Thursday, April 14, 2005

What Accounts for Progress?

At the end of Reasons and Persons Derek Parfit makes some very poignant comments about the development of moral philosophy. (I’m not sure why I keep talking about this book I haven’t read it in years and don’t even work on Ethics. Indeed, I lent my last copy to my ex-girlfriend who lost it promptly after deciding not to read it.). He claims, though, that owing to the domination of ethical thought by religion there has been little opportunity for ethical theory to advance. Freed from this constraint there has been a real rise in our understanding of the ethical predicament of contemporary times. Indeed with some hard-headed thinking and a few rhetorical flourishes, a new breed of ethical philosophers could change the face of Western ethical thought. (In fact Parfit suggests, I seem to recall, that the East is already ahead of us in its understanding of personal non-identity.)

Metaphysics and epistemology has bloomed as much as moral philosophy has in the twentieth century--if not more!, but not because of the decline of religious influence. Indeed it’s widely acknowledged that since Descartes the place of Theistic beliefs in M&E has been relatively minor. So what explains the twentieth century blooming of metaphysics and epistemology (broadly conceived to include the philosophy of language)?
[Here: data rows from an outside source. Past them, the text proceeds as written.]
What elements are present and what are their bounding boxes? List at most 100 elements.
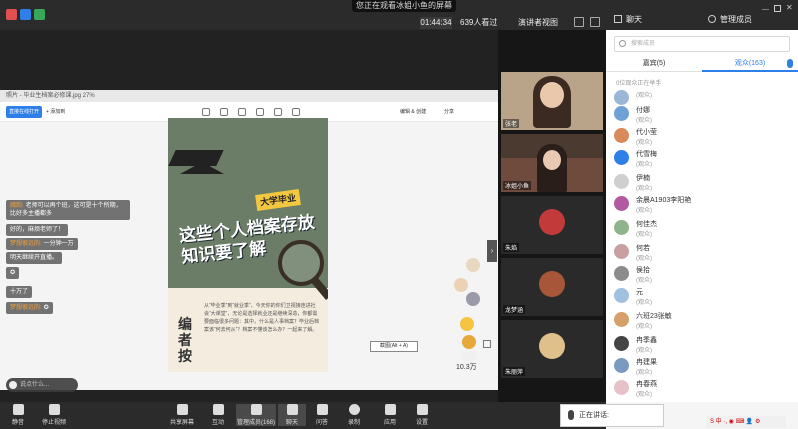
chat-message: 明天继续开直播。 bbox=[6, 252, 63, 264]
collapse-arrow-icon[interactable]: › bbox=[487, 240, 497, 262]
avatar bbox=[614, 312, 629, 327]
member-row[interactable]: 六班23张敏 (观众) bbox=[614, 310, 790, 332]
zoom-icon[interactable] bbox=[202, 108, 210, 116]
interact-icon bbox=[212, 404, 224, 415]
member-search-input[interactable]: 搜索成员 bbox=[614, 36, 790, 52]
avatar bbox=[614, 220, 629, 235]
grid-icon[interactable] bbox=[574, 17, 584, 27]
participant-name: 张老 bbox=[503, 119, 520, 128]
bottom-toolbar: 静音 停止视频 共享屏幕 互动 管理成员(168) 聊天 问答 录制 应用 设置 bbox=[0, 402, 606, 429]
speaker-mic-icon bbox=[568, 410, 574, 420]
tab-hosts[interactable]: 嘉宾(5) bbox=[606, 58, 702, 70]
tab-members[interactable]: 管理成员 bbox=[720, 14, 752, 25]
zoom-out-icon[interactable] bbox=[220, 108, 228, 116]
video-tile[interactable]: 冰姐小鱼 bbox=[501, 134, 603, 192]
chat-message: 好的，麻烦老师了！ bbox=[6, 224, 69, 236]
clap-emoji-icon bbox=[462, 335, 476, 349]
fullscreen-icon[interactable] bbox=[590, 17, 600, 27]
member-row[interactable]: 代雪梅 (观众) bbox=[614, 148, 790, 170]
member-row[interactable]: 冉建果 (观众) bbox=[614, 356, 790, 378]
rotate-icon[interactable] bbox=[274, 108, 282, 116]
manage-members-button[interactable]: 管理成员(168) bbox=[236, 404, 276, 426]
crop-icon[interactable] bbox=[292, 108, 300, 116]
member-row[interactable]: 付娜 (观众) bbox=[614, 104, 790, 126]
participant-name: 冰姐小鱼 bbox=[503, 181, 532, 190]
graduation-poster: 大学毕业 这些个人档案存放知识要了解 编者按 从“毕业季”到“就业季”，今天你的… bbox=[168, 118, 328, 372]
screenshot-tooltip: 截图(Alt + A) bbox=[370, 341, 418, 352]
member-row[interactable]: 伊楠 (观众) bbox=[614, 172, 790, 194]
favorite-icon[interactable] bbox=[256, 108, 264, 116]
record-button[interactable]: 录制 bbox=[336, 404, 372, 426]
share-button[interactable]: 分享 bbox=[444, 106, 454, 118]
participant-avatar bbox=[539, 271, 565, 297]
member-row[interactable]: 元 (观众) bbox=[614, 286, 790, 308]
video-tile[interactable]: 朱焰 bbox=[501, 196, 603, 254]
emoji-icon[interactable] bbox=[9, 381, 17, 389]
viewer-count[interactable]: 639人看过 bbox=[460, 17, 497, 29]
expand-icon[interactable] bbox=[483, 340, 491, 348]
question-icon bbox=[316, 404, 328, 415]
minimize-icon[interactable]: — bbox=[762, 6, 769, 13]
chat-message: 梦想很远的: ✪ bbox=[6, 302, 53, 314]
viewer-avatar bbox=[466, 292, 480, 306]
raise-hand-icon[interactable] bbox=[787, 59, 793, 68]
participant-name: 龙梦涵 bbox=[503, 305, 526, 314]
tab-chat[interactable]: 聊天 bbox=[626, 14, 642, 25]
participant-avatar bbox=[539, 209, 565, 235]
share-screen-button[interactable]: 共享屏幕 bbox=[164, 404, 200, 426]
chat-button[interactable]: 聊天 bbox=[278, 404, 306, 426]
open-online-button[interactable]: 直接在线打开 bbox=[6, 106, 42, 118]
video-tile[interactable]: 张老 bbox=[501, 72, 603, 130]
member-row[interactable]: 余晨A1903李阳艳 (观众) bbox=[614, 194, 790, 216]
apps-button[interactable]: 应用 bbox=[372, 404, 408, 426]
participant-avatar bbox=[539, 333, 565, 359]
member-row[interactable]: 代小莹 (观众) bbox=[614, 126, 790, 148]
signal-icon bbox=[34, 9, 45, 20]
thumbs-up-icon bbox=[454, 278, 468, 292]
record-status-icon bbox=[6, 9, 17, 20]
tab-audience[interactable]: 观众(163) bbox=[702, 58, 798, 72]
shared-screen: 照片 - 毕业生档案必修课.jpg 27% 直接在线打开 + 添加到 编辑 & … bbox=[0, 30, 498, 402]
avatar bbox=[614, 90, 629, 105]
laugh-emoji-icon bbox=[460, 317, 474, 331]
stop-video-button[interactable]: 停止视频 bbox=[36, 404, 72, 426]
chat-message: 十万了 bbox=[6, 286, 33, 298]
interact-button[interactable]: 互动 bbox=[200, 404, 236, 426]
add-to-button[interactable]: + 添加到 bbox=[46, 106, 65, 118]
role-tabs: 嘉宾(5) 观众(163) bbox=[606, 56, 798, 72]
video-tile[interactable]: 朱丽萍 bbox=[501, 320, 603, 378]
chat-message: 梦想很远的: 一分钟一万 bbox=[6, 238, 78, 250]
member-row[interactable]: 何若 (观众) bbox=[614, 242, 790, 264]
security-icon[interactable] bbox=[20, 9, 31, 20]
member-row[interactable]: 冉春燕 (观众) bbox=[614, 378, 790, 400]
view-mode-button[interactable]: 演讲者视图 bbox=[518, 17, 558, 29]
maximize-icon[interactable] bbox=[774, 5, 781, 12]
avatar bbox=[614, 358, 629, 373]
ime-toolbar[interactable]: S 中 ·, ◉ ⌨ 👤 ⚙ bbox=[706, 416, 786, 428]
avatar bbox=[614, 128, 629, 143]
delete-icon[interactable] bbox=[238, 108, 246, 116]
avatar bbox=[614, 288, 629, 303]
member-row[interactable]: 侯拾 (观众) bbox=[614, 264, 790, 286]
participant-name: 朱焰 bbox=[503, 243, 520, 252]
mute-button[interactable]: 静音 bbox=[0, 404, 36, 426]
close-icon[interactable]: ✕ bbox=[786, 3, 793, 12]
video-tile[interactable]: 龙梦涵 bbox=[501, 258, 603, 316]
participant-face bbox=[543, 150, 561, 170]
thumbs-up-icon bbox=[466, 258, 480, 272]
graduation-cap-base bbox=[180, 162, 224, 174]
qa-button[interactable]: 问答 bbox=[304, 404, 340, 426]
members-icon bbox=[250, 404, 262, 415]
member-row[interactable]: 何佳杰 (观众) bbox=[614, 218, 790, 240]
record-icon bbox=[348, 404, 360, 415]
member-row[interactable]: 冉季鑫 (观众) bbox=[614, 334, 790, 356]
video-column: 张老 冰姐小鱼 朱焰 龙梦涵 朱丽萍 bbox=[498, 30, 606, 402]
chat-icon bbox=[286, 404, 298, 415]
avatar bbox=[614, 106, 629, 121]
editor-note-body: 从“毕业季”到“就业季”，今天你的你们卫视接连进社会“大课堂”，无论是选择就业还… bbox=[204, 303, 320, 333]
chat-message: 嫣韵: 老师可以再个班，这可是十个所期，比好多主播都多 bbox=[6, 200, 130, 220]
settings-button[interactable]: 设置 bbox=[404, 404, 440, 426]
avatar bbox=[614, 244, 629, 259]
meeting-timer: 01:44:34 bbox=[420, 17, 452, 29]
edit-create-button[interactable]: 编辑 & 创建 bbox=[400, 106, 426, 118]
You might think I'm wrong here but, I challenge anyone to argue that M&E didn't bloom in the second half of the 20th century: just think about the sophistication of current debates on such topics as causation, knowledge, possibilia, logical form, temporal parts, laws etc.

I think the simple claim is answer that there are more good philosophers than ever, and that this applies to moral philosophy also. The truth is that the problems are just really tough and require a lot of great minds not just a few. Of course, the social support structure of the university, communication about ideas also helps, but I think the big improvement isn’t the decline of religious thinking but just the increase in numbers. If we can multiply even further, perhaps even the problem of free will or the surprise exam will be mere curiosity pieces.